Atualmente o Observatório Nacional mantém dois transmissores de FM, VHF, HF, transmitindo contínua e diariamente em sistema unidirecional os sinais horários, a hora falada pelo telefone, e a freqüência do padrão atômico de césio. Além desses relógios, possuem o Observatório Nacional dois padrões secundários de rubídio. Cabe ao Observatório Nacional a coordenação e o estabelecimento de uma escala de tempo que deve se basear em todos os relógios atômicos existentes no território nacional, dentre eles o do Observatório do Valongo da UFRJ, do Instituto Astronômico e Geofísico da USP, do Observatório Radioastronômico de Atibaia, e do Instituto de Pesquisas Espaciais de São José dos Campos. As aferições desses relógios foram feitas por transporte de relógios e por comparação, utilizando as cadeias de televisão, por intermédio do método da linha 10, desenvolvida pelo engenheiro Ivan Mourilhe Silva.

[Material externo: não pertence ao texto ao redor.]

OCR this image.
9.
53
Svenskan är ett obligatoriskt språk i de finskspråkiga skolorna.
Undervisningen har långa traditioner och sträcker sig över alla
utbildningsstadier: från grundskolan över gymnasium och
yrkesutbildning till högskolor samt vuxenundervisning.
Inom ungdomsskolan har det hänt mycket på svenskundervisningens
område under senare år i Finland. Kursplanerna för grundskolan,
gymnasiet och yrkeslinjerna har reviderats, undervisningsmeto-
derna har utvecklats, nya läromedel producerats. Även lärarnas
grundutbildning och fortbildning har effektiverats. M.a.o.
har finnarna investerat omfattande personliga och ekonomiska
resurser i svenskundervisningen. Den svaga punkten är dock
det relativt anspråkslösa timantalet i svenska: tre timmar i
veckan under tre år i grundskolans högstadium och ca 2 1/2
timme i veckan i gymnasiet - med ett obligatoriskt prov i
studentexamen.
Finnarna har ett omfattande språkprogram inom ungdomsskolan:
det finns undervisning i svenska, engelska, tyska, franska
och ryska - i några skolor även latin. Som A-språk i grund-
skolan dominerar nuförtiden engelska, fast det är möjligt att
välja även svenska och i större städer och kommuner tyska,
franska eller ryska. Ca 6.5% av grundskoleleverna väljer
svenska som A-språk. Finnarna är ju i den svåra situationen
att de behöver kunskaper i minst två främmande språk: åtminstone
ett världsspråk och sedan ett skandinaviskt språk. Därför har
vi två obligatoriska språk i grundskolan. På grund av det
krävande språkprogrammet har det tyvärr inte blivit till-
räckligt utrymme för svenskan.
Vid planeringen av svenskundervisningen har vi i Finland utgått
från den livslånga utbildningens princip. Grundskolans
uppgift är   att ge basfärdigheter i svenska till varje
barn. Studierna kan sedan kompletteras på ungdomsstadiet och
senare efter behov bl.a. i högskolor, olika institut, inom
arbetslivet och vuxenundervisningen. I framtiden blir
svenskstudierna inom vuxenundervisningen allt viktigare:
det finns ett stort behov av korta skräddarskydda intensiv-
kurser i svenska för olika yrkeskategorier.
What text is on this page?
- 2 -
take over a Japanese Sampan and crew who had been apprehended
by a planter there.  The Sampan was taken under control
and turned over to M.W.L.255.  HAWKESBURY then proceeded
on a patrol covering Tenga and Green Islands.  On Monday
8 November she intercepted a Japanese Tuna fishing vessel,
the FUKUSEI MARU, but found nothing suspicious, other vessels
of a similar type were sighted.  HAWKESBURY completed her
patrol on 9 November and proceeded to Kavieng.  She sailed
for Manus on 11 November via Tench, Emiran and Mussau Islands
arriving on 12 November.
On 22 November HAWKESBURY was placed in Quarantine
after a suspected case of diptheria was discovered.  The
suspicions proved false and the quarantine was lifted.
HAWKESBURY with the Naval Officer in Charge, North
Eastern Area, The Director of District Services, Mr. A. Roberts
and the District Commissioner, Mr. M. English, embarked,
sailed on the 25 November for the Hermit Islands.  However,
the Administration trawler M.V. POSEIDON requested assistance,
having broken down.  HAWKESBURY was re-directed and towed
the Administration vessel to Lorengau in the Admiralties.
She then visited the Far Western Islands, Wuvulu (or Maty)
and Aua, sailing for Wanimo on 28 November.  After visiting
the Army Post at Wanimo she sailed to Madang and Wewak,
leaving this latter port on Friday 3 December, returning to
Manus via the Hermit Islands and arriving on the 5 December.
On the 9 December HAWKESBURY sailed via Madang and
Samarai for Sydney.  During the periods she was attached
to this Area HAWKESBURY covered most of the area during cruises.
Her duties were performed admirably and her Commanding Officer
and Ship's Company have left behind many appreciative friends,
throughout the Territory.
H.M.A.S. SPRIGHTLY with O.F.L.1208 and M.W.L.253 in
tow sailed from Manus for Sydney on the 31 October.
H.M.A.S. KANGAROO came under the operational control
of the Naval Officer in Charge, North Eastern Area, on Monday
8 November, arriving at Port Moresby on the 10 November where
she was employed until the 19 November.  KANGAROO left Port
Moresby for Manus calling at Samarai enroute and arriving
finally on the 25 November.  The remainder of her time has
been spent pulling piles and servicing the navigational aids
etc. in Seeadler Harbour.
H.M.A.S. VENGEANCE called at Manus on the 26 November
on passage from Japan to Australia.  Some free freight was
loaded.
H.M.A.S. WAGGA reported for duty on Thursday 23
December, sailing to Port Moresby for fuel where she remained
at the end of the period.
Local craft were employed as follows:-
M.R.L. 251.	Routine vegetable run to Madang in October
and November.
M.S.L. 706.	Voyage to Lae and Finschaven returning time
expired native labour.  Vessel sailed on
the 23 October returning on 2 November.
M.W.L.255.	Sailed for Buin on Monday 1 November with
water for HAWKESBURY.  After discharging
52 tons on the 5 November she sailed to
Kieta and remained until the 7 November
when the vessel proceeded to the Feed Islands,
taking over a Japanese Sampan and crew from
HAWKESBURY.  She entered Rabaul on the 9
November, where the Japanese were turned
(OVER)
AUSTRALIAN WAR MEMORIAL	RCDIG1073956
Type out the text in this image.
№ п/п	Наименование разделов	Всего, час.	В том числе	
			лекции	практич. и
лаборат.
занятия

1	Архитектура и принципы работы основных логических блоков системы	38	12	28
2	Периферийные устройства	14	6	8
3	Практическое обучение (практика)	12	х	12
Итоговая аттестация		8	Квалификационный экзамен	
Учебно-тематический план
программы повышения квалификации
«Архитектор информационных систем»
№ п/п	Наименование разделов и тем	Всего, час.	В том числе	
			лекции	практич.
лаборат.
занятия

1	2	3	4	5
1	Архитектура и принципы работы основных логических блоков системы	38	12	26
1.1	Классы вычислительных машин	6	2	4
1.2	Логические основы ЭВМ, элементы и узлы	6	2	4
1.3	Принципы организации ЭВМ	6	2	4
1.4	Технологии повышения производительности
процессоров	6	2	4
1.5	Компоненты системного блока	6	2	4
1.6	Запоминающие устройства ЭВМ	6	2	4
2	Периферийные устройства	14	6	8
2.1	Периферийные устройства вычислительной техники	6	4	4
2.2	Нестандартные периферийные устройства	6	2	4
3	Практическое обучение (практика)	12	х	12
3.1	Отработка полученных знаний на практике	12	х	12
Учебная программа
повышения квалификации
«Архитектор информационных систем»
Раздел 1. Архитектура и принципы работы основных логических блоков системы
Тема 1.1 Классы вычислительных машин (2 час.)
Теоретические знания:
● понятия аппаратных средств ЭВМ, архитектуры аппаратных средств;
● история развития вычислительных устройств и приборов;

A partir de 2002, o serviço da hora do Observatório Nacional introduziu o uso no Brasil do carimbo do tempo - elemento fundamental a todas as transações comerciais -, pois todos os documentos devem ter uma hora determinada com uma grande precisão, pois a hora gerada pelos computadores locais num tabelionato e até mesmo na compra e venda de ações na bolsa de valores não revela a hora legal brasileira, única prova capaz de determinar o momento exato de uma negociação. As horas dadas pelos microcomputadores geram dados contraditórios, pois, além de todos não estarem sintonizados com a hora legal brasileira, eles podem ser alterados”.

A mais recente modificação no Tempo brasileiro ocorreu em 2008, quando a 24 de Junho desse ano entrou em vigor um novo sistema de fusos horários – passaram de quatro para três. Com essa mudança, todo o estado do Pará ficou com a mesma hora do Distrito Federal; além disso, todos os municípios do Amazonas e do Acre passaram a ficar com apenas uma hora a menos do que o fuso de Brasília. Assim, atualmente, os fusos horários brasileiros são agora UTC – 2 (ilhas oceânicas), UTC – 3 (Brasília) e UTC – 4.